There is only shame in giving up too easily. There is shame in not dreaming big enough.

Failure is a sign that we aimed for something beyond our current capabilities. And there is no shame in that. What determines us is how we recover from failure. Whether it is resilience or defeat.

Having being said that… I am going to get my shit together and end this failing streak. I will not allow myself to continue to fail.


March 28th, 2013

A Reminder of Values

Lately, I’ve been posting pictures such as these on my Facebook: Company boat rides, fancy going out clothes, driving luxury cars (a friend’s).

Amidst the many “likes” and the “!!!!” and the “omg so jealous” was one old friend who privately messaged me to ask “michael- i’m glad your friend is making excess money that he can buy himself a nice car- what are our values these days??”

And as intrusive of a question as it is, it is a question worth asking.

She explained: “I am happy of your recent success, and I believe you should enjoy these benefits because you worked hard for them, but I hope your new-found material wealth has not made you forget the deeper values you once held so close.”


Below is an excerpt about Buddhism shared by a friend who recently traveled to Burma:

‘If by poor you mean economically poor, then it is true that some Buddhist countries are poor. But if by poor you mean quality of life then perhaps some Buddhist countries are quite rich. America, for example, is an economically rich and powerful country but the crime rate is one of the highest in the world, millions of old people are neglected by their children and die of loneliness in old people’s homes, domestic violence and child abuse are major problems. One in three marriages ends in divorce. Rich in term of money but perhaps poor in terms of quality of life.

Now if you look at some traditional Buddhist counties you find a very different situation. Parents are honored and respected by their children, crime rates are low, divorce and suicide are rare, and traditional values like gentleness, generosity, hospitality to strangers, tolerance and respect for others are still strong.’

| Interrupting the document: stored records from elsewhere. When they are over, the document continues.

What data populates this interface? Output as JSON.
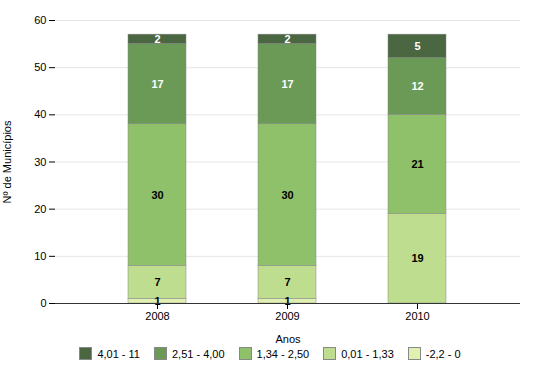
{
  "chart_data": {
    "type": "bar",
    "stacked": true,
    "categories": [
      "2008",
      "2009",
      "2010"
    ],
    "series": [
      {
        "name": "4,01 - 11",
        "color": "#4a6741",
        "values": [
          2,
          2,
          5
        ]
      },
      {
        "name": "2,51 - 4,00",
        "color": "#6a9a55",
        "values": [
          17,
          17,
          12
        ]
      },
      {
        "name": "1,34 - 2,50",
        "color": "#8fc06a",
        "values": [
          30,
          30,
          21
        ]
      },
      {
        "name": "0,01 - 1,33",
        "color": "#bedd8e",
        "values": [
          7,
          7,
          19
        ]
      },
      {
        "name": "-2,2 - 0",
        "color": "#dff0b0",
        "values": [
          1,
          1,
          0
        ]
      }
    ],
    "xlabel": "Anos",
    "ylabel": "Nº de Municípios",
    "ylim": [
      0,
      60
    ],
    "yticks": [
      0,
      10,
      20,
      30,
      40,
      50,
      60
    ],
    "grid": true,
    "data_labels": true,
    "legend": "bottom"
  }
}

By the way, to make things clear, I am neither extremely wealthy nor greatly successful. I am simply a lot better off than my ramen eating broke ass from college.

February 13th, 2013

"I love you mom"

Only recently did I start saying “I love you” after phone conversations with my mom. It was hard at first, and kind of awkward. But I’m trying to make it a habit and it’s getting easier.

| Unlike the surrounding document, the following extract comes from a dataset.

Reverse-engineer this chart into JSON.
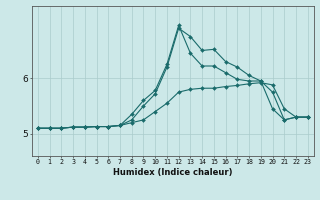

A few days ago, I was stressed about meeting a work deadline, so after the call with my mom, the thought had slipped my mind. I immediately called her back and said “oops, sorry! Forgot to say I love you!”

My mom was shocked at first, but then laughed at me for the next 2 minutes straight while I just sat there dumbfounded.

For my entire life, I’ve been trying to make my mother proud by getting good grades and making lots of money. While it’s easy to quantify things like my salary and GPA, I cannot measure the value of a simple comment and what it might mean to my mom.

It really is the little things, the expressions of love, that fills the void in a person’s heart. And these are the things that really make life worthwhile.